Anyway, I disagree that the "whole idea of type theory is that things can have more than one proof". UIP is about identity types and their proofs. Identity types are very special types. It is far from obvious that they should be inhabited by more than one proof. Indeed, it was a surprising breakthrough when Streicher/Hoffmann discovered that UIP does not hold in general and new axioms like Streicher's K or Univalence needed to be formulated to deal with this question.
It is wrong to say that it's key novelty is that "Homotopy type theory: extends type theory with proofs of equality in a proper way". This was done already with Martin Lof's type theory, as used in e.g.

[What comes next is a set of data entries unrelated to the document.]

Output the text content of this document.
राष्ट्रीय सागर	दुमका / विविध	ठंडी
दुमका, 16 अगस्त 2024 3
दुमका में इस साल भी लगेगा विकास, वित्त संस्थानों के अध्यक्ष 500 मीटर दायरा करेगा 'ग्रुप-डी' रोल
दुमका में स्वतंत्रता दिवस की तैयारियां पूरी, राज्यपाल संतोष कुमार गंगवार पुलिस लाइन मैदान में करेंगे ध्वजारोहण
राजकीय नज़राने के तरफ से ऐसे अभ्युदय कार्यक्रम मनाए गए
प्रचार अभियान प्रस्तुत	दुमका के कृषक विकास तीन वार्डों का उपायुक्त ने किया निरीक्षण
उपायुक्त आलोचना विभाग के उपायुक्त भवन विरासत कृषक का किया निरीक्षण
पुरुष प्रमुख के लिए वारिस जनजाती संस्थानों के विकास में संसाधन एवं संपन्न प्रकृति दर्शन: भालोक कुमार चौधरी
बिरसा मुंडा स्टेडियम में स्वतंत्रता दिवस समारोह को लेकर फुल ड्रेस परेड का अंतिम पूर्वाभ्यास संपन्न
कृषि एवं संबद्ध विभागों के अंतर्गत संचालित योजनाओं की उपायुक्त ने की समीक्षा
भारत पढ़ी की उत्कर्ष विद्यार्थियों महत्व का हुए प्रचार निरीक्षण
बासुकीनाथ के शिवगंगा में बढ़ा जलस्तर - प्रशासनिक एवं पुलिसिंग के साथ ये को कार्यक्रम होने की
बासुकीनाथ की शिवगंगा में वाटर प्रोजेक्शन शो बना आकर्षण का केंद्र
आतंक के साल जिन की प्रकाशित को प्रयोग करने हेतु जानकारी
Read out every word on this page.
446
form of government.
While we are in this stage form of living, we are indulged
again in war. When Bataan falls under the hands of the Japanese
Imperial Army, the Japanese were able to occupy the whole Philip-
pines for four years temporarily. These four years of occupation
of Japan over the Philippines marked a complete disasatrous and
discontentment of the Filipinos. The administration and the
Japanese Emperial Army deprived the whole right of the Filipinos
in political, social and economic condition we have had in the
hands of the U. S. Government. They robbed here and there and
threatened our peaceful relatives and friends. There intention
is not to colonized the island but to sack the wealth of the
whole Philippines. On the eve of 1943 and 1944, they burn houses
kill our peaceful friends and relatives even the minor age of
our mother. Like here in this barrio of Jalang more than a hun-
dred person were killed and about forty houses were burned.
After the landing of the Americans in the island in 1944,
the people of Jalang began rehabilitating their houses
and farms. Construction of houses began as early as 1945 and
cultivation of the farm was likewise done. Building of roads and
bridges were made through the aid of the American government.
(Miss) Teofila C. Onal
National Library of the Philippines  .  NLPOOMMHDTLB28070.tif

Agda. Homotopy type theory adds univalence!
What is the state of the art of the research on the computational interpretation of univalence? What's working, what's not working? I seem to remember that A Jeffrey said not too long ago that he had a working interpretation.
Anyway, I disagree that the "whole idea of type theory is that things can have more than one proof". UIP is about identity types and their proofs. Identity types are very special types. It is far from obvious that they should be inhabited by more than one proof. Indeed, it was a surprising breakthrough when Streicher/Hoffmann discovered that UIP does not hold in general and new axioms like Streicher's K or Univalence needed to be formulated to deal with this question.